NEW YORK—Plains All American Pipeline LP said on Feb. 3 that crude volumes on its Permian Basin systems rose during the fourth quarter, thanks in part to higher flows on the Cactus II pipeline, which went into service in August.
However, transportation segment earnings were down compared to the previous quarter, primarily due to lower long-haul movements on the Basin, Bridgetex and Red River Pipeline systems, Plains said during its earnings call.
Plains said the Wink-to-Webster Pipeline, a joint venture among affiliates of Exxon Mobil Corp., Plains All American, MPLX LP and Delek US, among others, is expected to be in service during the first half of 2021.
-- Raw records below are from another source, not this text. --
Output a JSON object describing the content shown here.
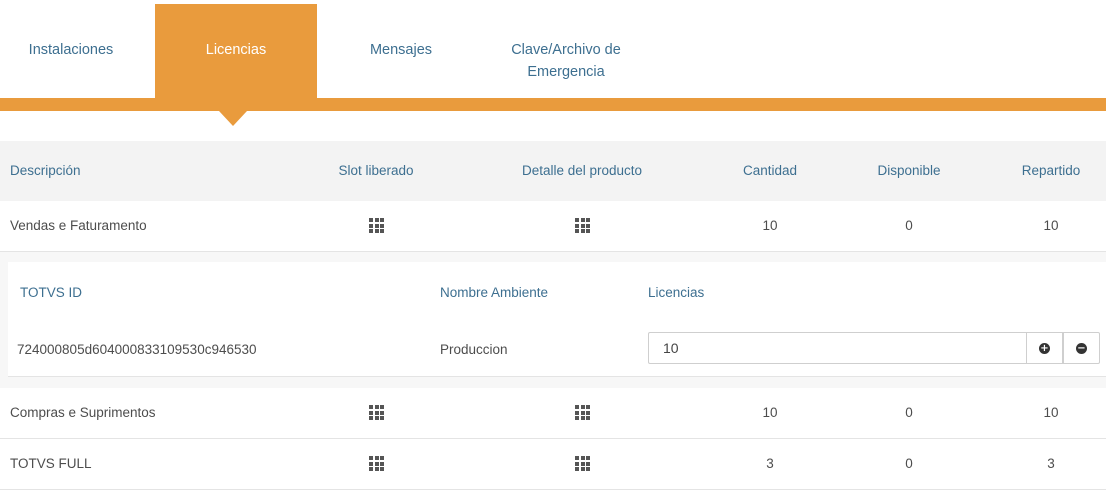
{
  "tabs": [
    {
      "label": "Instalaciones"
    },
    {
      "label": "Licencias"
    },
    {
      "label": "Mensajes"
    },
    {
      "label_line1": "Clave/Archivo de",
      "label_line2": "Emergencia"
    }
  ],
  "colors": {
    "accent": "#e99b3d",
    "header_text": "#3d6f90"
  },
  "table": {
    "headers": {
      "description": "Descripción",
      "slot": "Slot liberado",
      "detail": "Detalle del producto",
      "quantity": "Cantidad",
      "available": "Disponible",
      "distributed": "Repartido"
    },
    "rows": [
      {
        "description": "Vendas e Faturamento",
        "quantity": "10",
        "available": "0",
        "distributed": "10"
      },
      {
        "description": "Compras e Suprimentos",
        "quantity": "10",
        "available": "0",
        "distributed": "10"
      },
      {
        "description": "TOTVS FULL",
        "quantity": "3",
        "available": "0",
        "distributed": "3"
      }
    ],
    "slot_icon": "grid-icon",
    "detail_icon": "grid-icon"
  },
  "subpanel": {
    "headers": {
      "totvs_id": "TOTVS ID",
      "environment": "Nombre Ambiente",
      "licenses": "Licencias"
    },
    "row": {
      "totvs_id": "724000805d604000833109530c946530",
      "environment": "Produccion",
      "licenses_value": "10"
    },
    "plus_icon": "plus-circle-icon",
    "minus_icon": "minus-circle-icon"
  }
}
Enterprise Products Partners LP said last week it will own a 29% undivided joint interest in the Wink-to-Webster crude pipeline system and construction on the segment to Webster, Texas, is expected to be completed by the end of 2020.
The pipeline system is expected to transport more than 1 million barrels of crude oil and condensate per day (bbl/d) from the Permian Basin in West Texas, the biggest U.S. oil basin, to the Texas Gulf Coast.
For 2020, Plains said it expects Permian production to grow, on average, about 400,000 bbl/d.
A shale boom has helped make the United States the world’s biggest oil producer but growth is expected to slow as producers follow through on plans to slash spending on new drilling for a second consecutive year in 2020.
“Our discussions with producers led us to the Permian production growth that we talked about,” a company executive said during the call.
“I think largely in the last month, 25 additional horizontal rigs have been added to the Permian, so our forecast is consistent to slightly higher than it was, but it’s still moderated from expectations earlier in the year.”
If prices fall to $40 a barrel, the production forecast would change, Plains said.
Oil prices have plummeted since the beginning of this year, with U.S. crude futures falling more than 20% to below $50 a barrel this week for the first time in a year.